Accade tutto ad un livello sotto coscienza. Valutazioni che effettuiamo sull’altro e che sono fatte non usando il pensiero cosciente ma attivando schemi cerebrali che valutano  in modo grossolano l’altra persona in termini di piacevolezza/spiacevolezza. Le valutazioni che mettiamo in atto dipendono da come siamo fatti noi. Proveremo piacevolezza e voglia di avvicinarci quando quel volto e quella persona attivano in noi il ricordo di qualcosa di noto. Abitudini, ricordi piacevoli, sensazione di controllo.
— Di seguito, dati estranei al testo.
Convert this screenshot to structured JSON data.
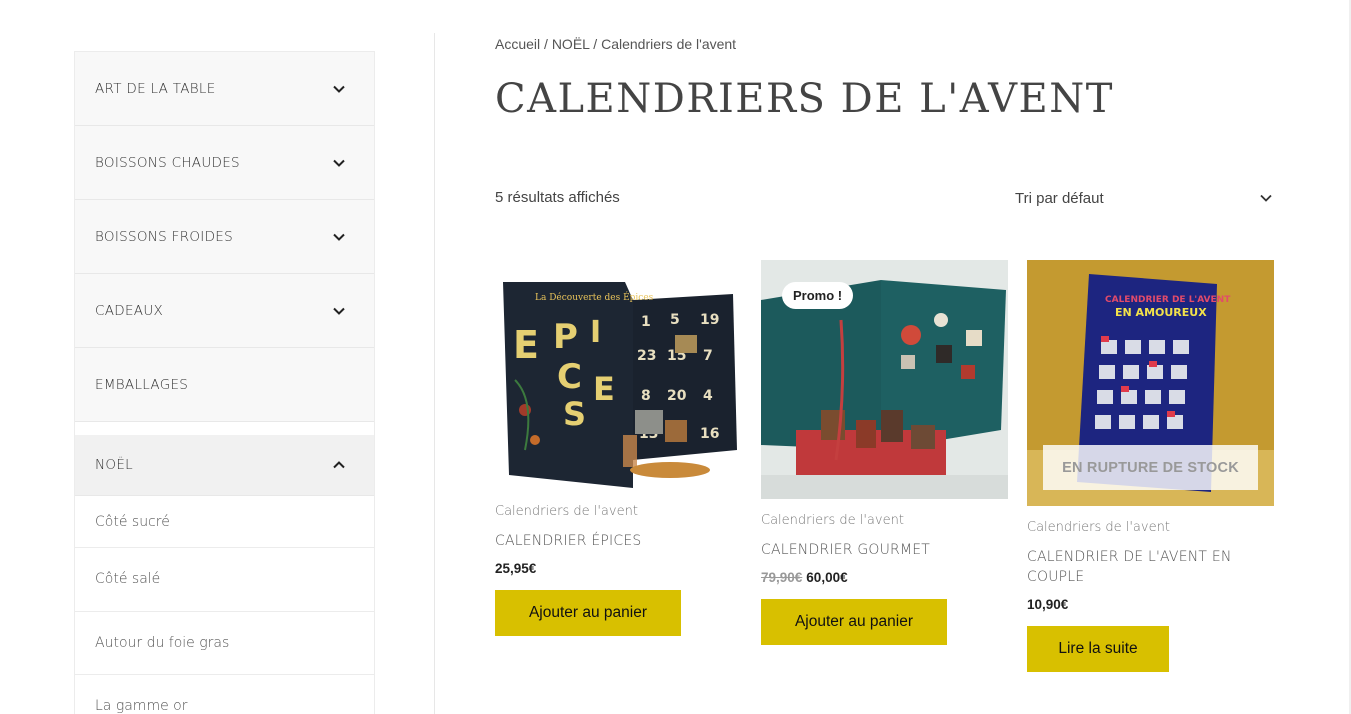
{
  "sidebar": {
    "categories": [
      {
        "label": "ART DE LA TABLE",
        "icon": "chevron-down-icon"
      },
      {
        "label": "BOISSONS CHAUDES",
        "icon": "chevron-down-icon"
      },
      {
        "label": "BOISSONS FROIDES",
        "icon": "chevron-down-icon"
      },
      {
        "label": "CADEAUX",
        "icon": "chevron-down-icon"
      },
      {
        "label": "EMBALLAGES"
      },
      {
        "label": "NOËL",
        "icon": "chevron-up-icon"
      }
    ],
    "subcategories": [
      "Côté sucré",
      "Côté salé",
      "Autour du foie gras",
      "La gamme or"
    ]
  },
  "breadcrumb": {
    "home": "Accueil",
    "sep": " / ",
    "parent": "NOËL",
    "current": "Calendriers de l'avent"
  },
  "page_title": "CALENDRIERS DE L'AVENT",
  "results_count": "5 résultats affichés",
  "sort": {
    "label": "Tri par défaut",
    "icon": "chevron-down-icon"
  },
  "products": [
    {
      "category": "Calendriers de l'avent",
      "name": "CALENDRIER ÉPICES",
      "price": "25,95€",
      "button": "Ajouter au panier",
      "numbers": [
        "1",
        "5",
        "19",
        "23",
        "15",
        "7",
        "8",
        "20",
        "4",
        "13",
        "2",
        "16"
      ],
      "image_text": "La Découverte des Épices"
    },
    {
      "category": "Calendriers de l'avent",
      "name": "CALENDRIER GOURMET",
      "old_price": "79,90€",
      "price": "60,00€",
      "badge": "Promo !",
      "button": "Ajouter au panier"
    },
    {
      "category": "Calendriers de l'avent",
      "name": "CALENDRIER DE L'AVENT EN COUPLE",
      "price": "10,90€",
      "overlay": "EN RUPTURE DE STOCK",
      "button": "Lire la suite",
      "image_title_1": "CALENDRIER DE L'AVENT",
      "image_title_2": "EN AMOUREUX"
    }
  ],
  "colors": {
    "accent": "#d8c000",
    "sidebar_bg": "#f8f8f8",
    "text": "#333333"
  }
}
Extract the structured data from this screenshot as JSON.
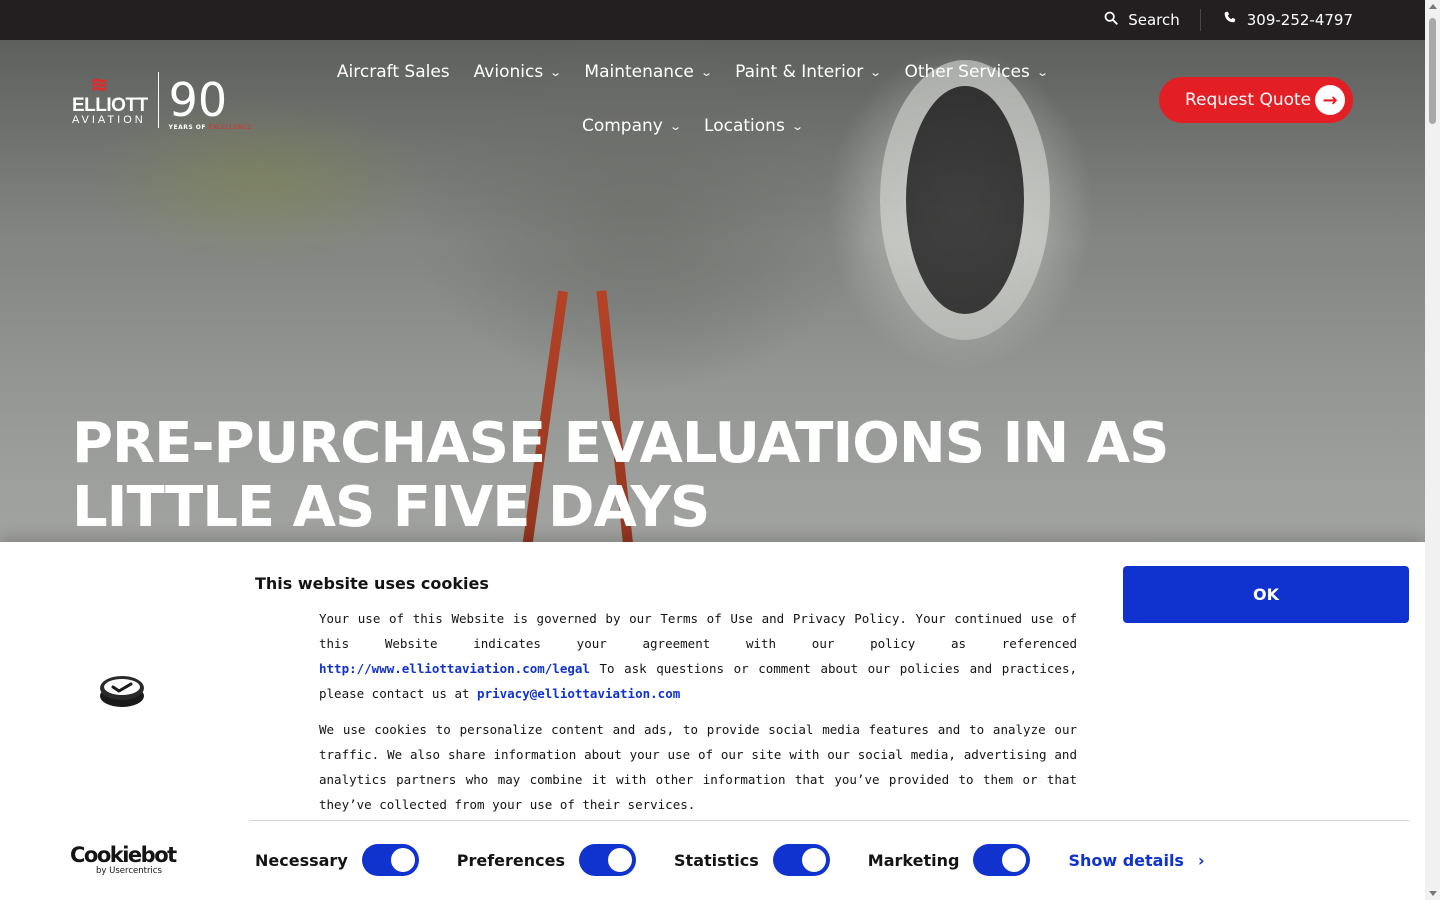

Ed ecco che scatta l’interruttore, che ci farebbe assomigliare ad un organismo unicellulare, un lievito, che quando non è ermafrodita (Platone, scusa se ti scomodo ancora), cerca la sua compagna o il suo compagno e la seleziona in base ad un’attivazione molecolare. Secondo alcune ricerche, in fatti, nell’uomo, i ferormoni giocherebbero un ruolo fondamentale, ma la scienza si sa, non è mai esatta, e non tutti sono concordi sul ruolo chiave dei ferormoni. Entrano in gioco anche gli altri sensi e solo per ultima la coscienza. a quel punto, siamo dotati di libero arbitrio (siamo davvero dotati di libero arbitrio?) e possiamo controllare il comportamento che seguirebbe un’attrazione sessuale reciproca, o assecondarlo.

E come mantenere viva quella sensazione di ricerca costante di gratificazione sessuale con il partner? Per ora lascio il dubbio, in modo che possiate cercar qualche risposta nelle vostre storie.